The cost of renewable energy

Don Pettit

Ontario recently put the brakes on its aggressive move to renewables, cancelling the second phase of its Large Renewable Procurement program that would have brought another 1000 megawatts of clean energy projects to tender.


A recent CBC news report implied that electricity from renewables is more expensive than conventional energy and was therefore driving up Ontario utility bills. The government was, apparently, only responding to consumer pressure.

A handy sound bite perhaps, but a massive over simplification. Let’s have a closer look at the real cost of renewable energy.


Like many jurisdictions around the world, Ontario kick-started its renewables industry (mostly solar and wind power) by offering premium prices for electricity produced by them. This “feed in tariff” idea was a German innovation that has been widely adopted around the world.

Feed in tariffs guarantee a high price for renewable energy to encourage homeowners, businesses and developers to invest in renewable infrastructure. Over time, as the various industries become established, the tariffs are reduced then eventually eliminated, letting market forces take over.

In many ways, this has been a very successful strategy in Ontario. Both wind and solar industries are now well-established and rapidly approaching market competitiveness. The third largest solar manufacturer in the world, Canadian Solar, is located in Ontario, and thousands of people are employed in both the wind and solar industries across the province.


Like any new technology, costs fall as production and implementation ramp up. This has become really clear to anyone watching the cost of solar over the last few years, which fell dramatically when China entered the solar market.

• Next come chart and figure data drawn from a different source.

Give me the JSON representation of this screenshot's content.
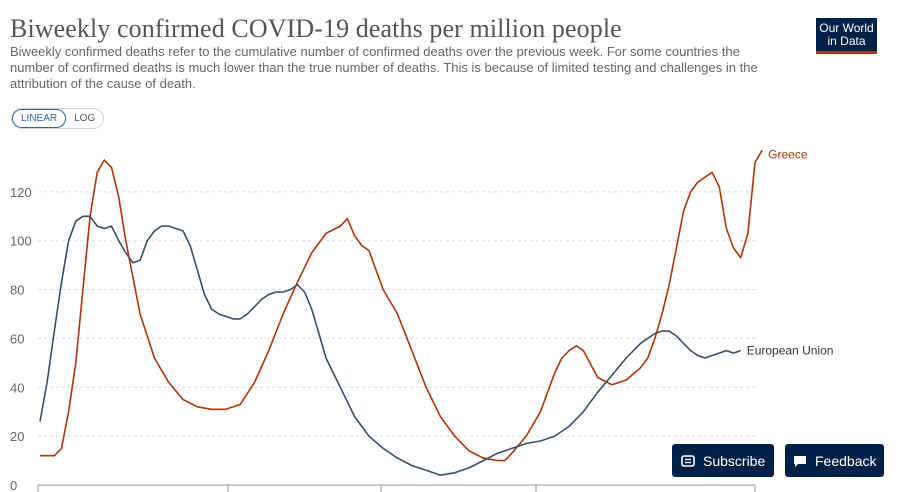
{
  "header": {
    "title": "Biweekly confirmed COVID-19 deaths per million people",
    "subtitle": "Biweekly confirmed deaths refer to the cumulative number of confirmed deaths over the previous week. For some countries the number of confirmed deaths is much lower than the true number of deaths. This is because of limited testing and challenges in the attribution of the cause of death.",
    "logo_line1": "Our World",
    "logo_line2": "in Data"
  },
  "controls": {
    "linear_label": "LINEAR",
    "log_label": "LOG",
    "active": "linear"
  },
  "buttons": {
    "subscribe_label": "Subscribe",
    "subscribe_icon": "newsletter-icon",
    "feedback_label": "Feedback",
    "feedback_icon": "speech-bubble-icon"
  },
  "colors": {
    "greece": "#b13507",
    "eu": "#3c4e66",
    "accent": "#002147",
    "logo_bar": "#ce261e"
  },
  "chart_data": {
    "type": "line",
    "title": "Biweekly confirmed COVID-19 deaths per million people",
    "xlabel": "",
    "ylabel": "",
    "ylim": [
      0,
      140
    ],
    "yticks": [
      0,
      20,
      40,
      60,
      80,
      100,
      120
    ],
    "grid": "horizontal-dashed",
    "legend": "inline-right",
    "x_index_range": [
      0,
      100
    ],
    "series": [
      {
        "name": "Greece",
        "color": "#b13507",
        "points": [
          [
            0,
            12
          ],
          [
            2,
            12
          ],
          [
            3,
            15
          ],
          [
            4,
            30
          ],
          [
            5,
            50
          ],
          [
            6,
            80
          ],
          [
            7,
            110
          ],
          [
            8,
            128
          ],
          [
            9,
            133
          ],
          [
            10,
            130
          ],
          [
            11,
            118
          ],
          [
            12,
            100
          ],
          [
            14,
            70
          ],
          [
            16,
            52
          ],
          [
            18,
            42
          ],
          [
            20,
            35
          ],
          [
            22,
            32
          ],
          [
            24,
            31
          ],
          [
            26,
            31
          ],
          [
            28,
            33
          ],
          [
            30,
            42
          ],
          [
            32,
            55
          ],
          [
            34,
            70
          ],
          [
            36,
            83
          ],
          [
            38,
            95
          ],
          [
            40,
            103
          ],
          [
            42,
            106
          ],
          [
            43,
            109
          ],
          [
            44,
            102
          ],
          [
            45,
            98
          ],
          [
            46,
            96
          ],
          [
            47,
            88
          ],
          [
            48,
            80
          ],
          [
            50,
            70
          ],
          [
            52,
            55
          ],
          [
            54,
            40
          ],
          [
            56,
            28
          ],
          [
            58,
            20
          ],
          [
            60,
            14
          ],
          [
            62,
            11
          ],
          [
            64,
            10
          ],
          [
            65,
            10
          ],
          [
            66,
            13
          ],
          [
            68,
            20
          ],
          [
            70,
            30
          ],
          [
            71,
            38
          ],
          [
            72,
            46
          ],
          [
            73,
            52
          ],
          [
            74,
            55
          ],
          [
            75,
            57
          ],
          [
            76,
            55
          ],
          [
            78,
            44
          ],
          [
            80,
            41
          ],
          [
            82,
            43
          ],
          [
            84,
            48
          ],
          [
            85,
            52
          ],
          [
            86,
            60
          ],
          [
            87,
            70
          ],
          [
            88,
            82
          ],
          [
            89,
            97
          ],
          [
            90,
            112
          ],
          [
            91,
            120
          ],
          [
            92,
            124
          ],
          [
            93,
            126
          ],
          [
            94,
            128
          ],
          [
            95,
            122
          ],
          [
            96,
            105
          ],
          [
            97,
            97
          ],
          [
            98,
            93
          ],
          [
            99,
            103
          ],
          [
            100,
            132
          ],
          [
            101,
            137
          ]
        ]
      },
      {
        "name": "European Union",
        "color": "#3c4e66",
        "points": [
          [
            0,
            26
          ],
          [
            1,
            42
          ],
          [
            2,
            63
          ],
          [
            3,
            83
          ],
          [
            4,
            100
          ],
          [
            5,
            108
          ],
          [
            6,
            110
          ],
          [
            7,
            110
          ],
          [
            8,
            106
          ],
          [
            9,
            105
          ],
          [
            10,
            106
          ],
          [
            11,
            100
          ],
          [
            12,
            95
          ],
          [
            13,
            91
          ],
          [
            14,
            92
          ],
          [
            15,
            100
          ],
          [
            16,
            104
          ],
          [
            17,
            106
          ],
          [
            18,
            106
          ],
          [
            19,
            105
          ],
          [
            20,
            104
          ],
          [
            21,
            98
          ],
          [
            22,
            88
          ],
          [
            23,
            78
          ],
          [
            24,
            72
          ],
          [
            25,
            70
          ],
          [
            26,
            69
          ],
          [
            27,
            68
          ],
          [
            28,
            68
          ],
          [
            29,
            70
          ],
          [
            30,
            73
          ],
          [
            31,
            76
          ],
          [
            32,
            78
          ],
          [
            33,
            79
          ],
          [
            34,
            79
          ],
          [
            35,
            80
          ],
          [
            36,
            82
          ],
          [
            37,
            79
          ],
          [
            38,
            72
          ],
          [
            39,
            62
          ],
          [
            40,
            52
          ],
          [
            42,
            40
          ],
          [
            44,
            28
          ],
          [
            46,
            20
          ],
          [
            48,
            15
          ],
          [
            50,
            11
          ],
          [
            52,
            8
          ],
          [
            54,
            6
          ],
          [
            55,
            5
          ],
          [
            56,
            4
          ],
          [
            58,
            5
          ],
          [
            60,
            7
          ],
          [
            62,
            10
          ],
          [
            64,
            13
          ],
          [
            66,
            15
          ],
          [
            68,
            17
          ],
          [
            70,
            18
          ],
          [
            72,
            20
          ],
          [
            74,
            24
          ],
          [
            76,
            30
          ],
          [
            78,
            38
          ],
          [
            80,
            45
          ],
          [
            82,
            52
          ],
          [
            84,
            58
          ],
          [
            86,
            62
          ],
          [
            87,
            63
          ],
          [
            88,
            63
          ],
          [
            89,
            61
          ],
          [
            90,
            58
          ],
          [
            91,
            55
          ],
          [
            92,
            53
          ],
          [
            93,
            52
          ],
          [
            94,
            53
          ],
          [
            95,
            54
          ],
          [
            96,
            55
          ],
          [
            97,
            54
          ],
          [
            98,
            55
          ]
        ]
      }
    ]
  }
}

China still leads in solar manufacturing and installation, but even they haven’t been able to supply the exploding demand that low prices have launched. Massive solar factories have opened up around the world with no end to demand in site.

A new U.S. Energy Department report puts fresh numbers on what is now a proven fact: renewable energy is dirt cheap and, as it rapidly spreads, getting cheaper. Since 2008, the cost of land-based wind power has fallen 41 percent, the cost of rooftop solar has fallen by 54 percent, and utility-scale solar by 64 percent. The report also notes that energy storage costs have fallen in the same time period by 73 percent, and the cost of LED light bulbs by 94 percent.

Looking south of the border we can get a glimpse of how Canada may look in a decade or so, with electricity prices falling as renewables expand. Wind power now supplies enough electricity for about 17.5 million American homes. Iowa produced 31 percent of its electricity from wind last year, and a total of 12 states generated 10 percent or more.

This is happening because solar and wind make both environmental and financial sense. As mass-production continues to ramp up and costs continue to decline, substantial savings are being passed on to consumers. American consumers in the ten states with the most renewable energy pay less on their electrical bills than the ten states with the least amount of renewables.


Sure it costs more to gear up production and get a whole new energy mix in place, but once its there, it just harvests free energy. This is clearly shown by the amazing fact that renewables are already cost completive with conventional non-renewable energy sources in many areas of the world (without subsidies), after just a few short decades.

So what’s with Ontario? For one thing, Ontario now has more power than it needs, so this is actually a pause, not a cancellation. As well, demand for electricity is leveling out, not rising as predicted. Unprecedented leaps in efficiency and widespread “self-supply” are part of it.

But I also think there’s more to it than that. Renewables bring energy out of hiding. With wind turbines spinning up on the ridge and a solar array on my roof, energy is here, not somewhere else. This raises my energy awareness. Add in a motivator like climate change, and consumption naturally declines.

Big change means growing pains, but the cost of clean distributed energy is going down, down, down, and our electrical bills are soon to follow.